Emily Wilde's Compendium of Lost Tales (Emily Wilde, #3)(83)
“It’s like that apple tree he gave us, isn’t it?” she said. “It flowers and gives fruit all year long, even when the snow is deep enough to touch the boughs. I can appreciate the apples, but only if I don’t think about them too much. If I start, I fear I will never stop thinking, if you know what I mean.”
I put the letters down. I was too unsettled to focus on them now, anyway. “I’m sorry,” I said. “I am ruining your holiday with all my melodrama.”
Margret laughed. “You would not be our Emily if you were not trying to solve some faerie mystery. We expected something of this nature.”
“Yes,” Lilja said. “Well, perhaps not quite of this nature. I still don’t understand why Wendell is not dead. It is said in our stories that is one thing their magic cannot overcome.”
“As far as I understand it, he wasn’t truly dead,” I said. “Not by our mortal definition, anyway. The spirits of the Folk do not depart immediately, but linger for a time in some in-between realm. It is only for that reason that the housekeeper was able to recover him.”
Lilja nodded peaceably—I don’t think she found this particularly helpful. “A good subject for one of your papers,” she said.
I gave a soft laugh. “Yes.”
Lilja poured me another cup of tea. “How long will you stay?”
“As long as it takes me to solve this,” I said.
They exchanged another look. “What do you need to solve?” Margret said. “This Queen Arna is dead. I agree with Wendell on that—she deserved no better fate, and perhaps a worse one.”

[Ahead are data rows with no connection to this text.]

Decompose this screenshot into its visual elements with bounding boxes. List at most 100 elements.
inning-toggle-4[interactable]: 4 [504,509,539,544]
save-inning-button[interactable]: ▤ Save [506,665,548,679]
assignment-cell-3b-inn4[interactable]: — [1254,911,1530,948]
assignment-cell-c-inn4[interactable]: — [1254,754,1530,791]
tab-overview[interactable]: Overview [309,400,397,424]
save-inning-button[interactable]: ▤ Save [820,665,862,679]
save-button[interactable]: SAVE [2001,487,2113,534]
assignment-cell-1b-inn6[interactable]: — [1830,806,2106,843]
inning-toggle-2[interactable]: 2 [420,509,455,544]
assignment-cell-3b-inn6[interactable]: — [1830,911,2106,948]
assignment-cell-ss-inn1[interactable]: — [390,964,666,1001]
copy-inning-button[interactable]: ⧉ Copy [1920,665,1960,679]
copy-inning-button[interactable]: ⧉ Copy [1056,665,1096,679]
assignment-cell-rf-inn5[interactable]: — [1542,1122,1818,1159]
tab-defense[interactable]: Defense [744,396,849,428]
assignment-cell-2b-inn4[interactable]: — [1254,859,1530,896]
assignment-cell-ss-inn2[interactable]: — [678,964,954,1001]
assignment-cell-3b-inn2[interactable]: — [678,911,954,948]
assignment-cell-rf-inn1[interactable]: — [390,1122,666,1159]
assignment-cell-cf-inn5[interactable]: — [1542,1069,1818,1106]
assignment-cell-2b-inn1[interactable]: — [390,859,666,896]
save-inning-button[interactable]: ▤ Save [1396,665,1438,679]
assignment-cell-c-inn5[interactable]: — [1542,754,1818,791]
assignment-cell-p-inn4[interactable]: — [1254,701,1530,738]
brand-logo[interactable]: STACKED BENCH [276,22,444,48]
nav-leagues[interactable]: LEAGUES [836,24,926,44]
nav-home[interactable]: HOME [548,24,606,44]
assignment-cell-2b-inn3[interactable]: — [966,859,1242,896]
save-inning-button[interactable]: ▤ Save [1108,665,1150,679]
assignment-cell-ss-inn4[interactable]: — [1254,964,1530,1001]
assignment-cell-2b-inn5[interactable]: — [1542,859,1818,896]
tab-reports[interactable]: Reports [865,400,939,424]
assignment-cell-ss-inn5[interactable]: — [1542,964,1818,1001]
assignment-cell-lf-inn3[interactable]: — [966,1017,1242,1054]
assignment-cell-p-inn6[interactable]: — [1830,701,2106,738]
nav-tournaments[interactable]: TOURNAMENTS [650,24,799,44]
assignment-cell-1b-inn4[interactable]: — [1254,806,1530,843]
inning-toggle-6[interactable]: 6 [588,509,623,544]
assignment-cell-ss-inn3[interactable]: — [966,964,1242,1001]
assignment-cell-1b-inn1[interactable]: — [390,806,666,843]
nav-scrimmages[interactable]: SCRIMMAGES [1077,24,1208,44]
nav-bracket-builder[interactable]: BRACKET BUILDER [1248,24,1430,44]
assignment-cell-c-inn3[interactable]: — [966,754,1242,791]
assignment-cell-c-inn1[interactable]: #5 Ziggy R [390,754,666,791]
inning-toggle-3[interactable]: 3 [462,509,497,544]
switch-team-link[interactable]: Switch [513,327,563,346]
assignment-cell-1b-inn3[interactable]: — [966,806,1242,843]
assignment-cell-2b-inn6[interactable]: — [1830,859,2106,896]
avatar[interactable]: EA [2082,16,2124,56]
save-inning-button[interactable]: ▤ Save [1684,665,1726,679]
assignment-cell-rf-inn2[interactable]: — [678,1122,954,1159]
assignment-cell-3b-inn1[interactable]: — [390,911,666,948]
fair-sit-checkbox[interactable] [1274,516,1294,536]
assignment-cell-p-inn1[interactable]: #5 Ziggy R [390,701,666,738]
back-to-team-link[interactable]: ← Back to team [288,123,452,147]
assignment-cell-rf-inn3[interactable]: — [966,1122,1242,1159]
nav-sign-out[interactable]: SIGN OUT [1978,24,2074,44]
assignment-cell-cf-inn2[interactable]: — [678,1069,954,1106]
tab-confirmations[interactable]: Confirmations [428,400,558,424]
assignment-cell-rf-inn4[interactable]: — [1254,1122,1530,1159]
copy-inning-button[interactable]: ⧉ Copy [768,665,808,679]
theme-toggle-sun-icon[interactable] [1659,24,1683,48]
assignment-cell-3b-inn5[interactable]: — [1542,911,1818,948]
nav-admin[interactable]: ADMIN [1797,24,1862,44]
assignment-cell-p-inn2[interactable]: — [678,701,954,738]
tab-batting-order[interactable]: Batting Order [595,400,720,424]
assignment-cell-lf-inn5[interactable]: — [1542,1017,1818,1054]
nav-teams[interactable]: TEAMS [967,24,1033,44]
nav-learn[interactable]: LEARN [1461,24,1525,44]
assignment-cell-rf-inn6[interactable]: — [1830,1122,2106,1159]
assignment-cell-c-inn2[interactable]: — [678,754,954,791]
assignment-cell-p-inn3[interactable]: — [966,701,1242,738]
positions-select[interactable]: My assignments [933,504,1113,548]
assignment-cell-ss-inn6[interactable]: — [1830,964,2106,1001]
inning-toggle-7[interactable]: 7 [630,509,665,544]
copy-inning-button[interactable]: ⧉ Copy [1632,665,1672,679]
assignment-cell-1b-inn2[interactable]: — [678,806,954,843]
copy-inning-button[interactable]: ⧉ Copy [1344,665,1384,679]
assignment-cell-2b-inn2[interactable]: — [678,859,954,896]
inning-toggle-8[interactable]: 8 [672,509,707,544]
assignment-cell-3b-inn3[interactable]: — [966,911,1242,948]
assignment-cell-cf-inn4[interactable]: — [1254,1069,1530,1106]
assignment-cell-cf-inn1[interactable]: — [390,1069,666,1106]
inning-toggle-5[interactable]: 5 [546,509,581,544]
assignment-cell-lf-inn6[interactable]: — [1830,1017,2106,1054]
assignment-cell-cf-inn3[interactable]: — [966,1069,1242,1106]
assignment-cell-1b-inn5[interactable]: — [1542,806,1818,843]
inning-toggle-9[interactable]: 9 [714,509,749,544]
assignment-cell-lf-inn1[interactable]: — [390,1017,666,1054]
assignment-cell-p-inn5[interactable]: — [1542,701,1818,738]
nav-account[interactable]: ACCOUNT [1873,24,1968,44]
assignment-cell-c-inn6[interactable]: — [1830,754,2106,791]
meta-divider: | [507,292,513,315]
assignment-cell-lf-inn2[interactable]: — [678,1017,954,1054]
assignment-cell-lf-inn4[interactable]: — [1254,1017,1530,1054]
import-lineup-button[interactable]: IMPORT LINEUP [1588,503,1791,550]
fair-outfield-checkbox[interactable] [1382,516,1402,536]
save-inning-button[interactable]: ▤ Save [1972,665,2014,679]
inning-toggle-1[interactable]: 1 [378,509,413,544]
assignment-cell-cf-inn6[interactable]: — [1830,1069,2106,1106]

“No,” I said. “Something is wrong. In every version of ‘King Macan’s Bees,’ the second king is punished for murdering the first. It has become more and more clear to me that Wendell is caught in that same pattern—too many details parallel the Macan story. Our plan to murder the queen was always the wrong one, much as I cannot see what else we could have done. Stories are the architecture of Faerie, more powerful than magic, more powerful than kings.”
“I thought you said there was one with a happy ending,” Lilja said.
I rubbed my eyes. “Yes. There is one version of ‘King Macan’s Bees’ wherein the first king dies and the second king and his mortal wife live happily ever after. But even that—I don’t know. There is something off about it. I wonder if perhaps it was mistranslated.”
Lilja was nodding. “Or someone’s grandfather decided it needed a better ending. That’s what my afi would do. He loved all the old tales of the tall ones, but if it ended in misery and suffering, he would change it. That drove my mother mad—‘disrespectful,’ she called him. Yet we mortals can change those old stories, can’t we?”
I thought of my own grandfather, left to die upon a lonely heath by his faerie love. “Sometimes we can,” I said. “If we are not ensnared ourselves.”
I shook off my dark thoughts. “In any case, I can think better here, without distractions. And Wendell—well, he will only argue with me. We do not see eye to eye on this.”
“Are you certain you cannot convince him?” Margret said.
I didn’t need to think about it. “Yes.”
Lilja nodded, frowning. “I would not want to be on his bad side,” she said slowly. “I know you believe he is different from the king of our tall ones. But there have been moments—only a few, mind—when I am not so certain.”
I had no answer to this, and we drank our tea in silence. Shadow, stretched out by the fire, grunted and bared his teeth in his sleep, likely dreaming of rabbits.
“Can we help?” Margret said. “I am slow at reading English, especially the writings of scholars. But perhaps we will notice details you miss.”
I looked at them, both smiling at me encouragingly, and felt the knots inside me loosen, just a little. “Thank you,” I said. “I—I would be very grateful to have your help.”
* * *
—
When I was at Trinity in January, I collected several dozen iterations of “King Macan’s Bees,” all of which I brought with me to Corbann. Most I had copied myself, which meant that Lilja and Margret were frequently asking me to translate my inelegant scrawl.
After two or three hours, I rose to pace by a window, scowling down at my notes. Lilja stretched and stood. Margret was in the kitchen, attending to the bread she was baking for lunch.
“I need to rest my eyes,” Lilja said. “Would you care to see my progress on the carving?”
I would have preferred to continue my work, but felt it would be boorish to say no, so I followed her to her workshop.
“Wonderful!” I cried. She had nearly finished the carving of Poe—only his feet remained. His fingers were perhaps not quite as long and sharp as they are in reality, but then it is difficult to do justice to such a thing without the aid of enchantment. I looked up to find Lilja regarding me.
“It is good to see you in your old clothes,” she said, smiling. “I did not wish to criticize, for you looked lovely in those faerie dresses. But I had the sense that they were not very comfortable.”
I gave a short laugh. “That is an understatement. Though I should note that the dresses were quite comfortable in the ordinary sense. It is more that I was not comfortable in them.”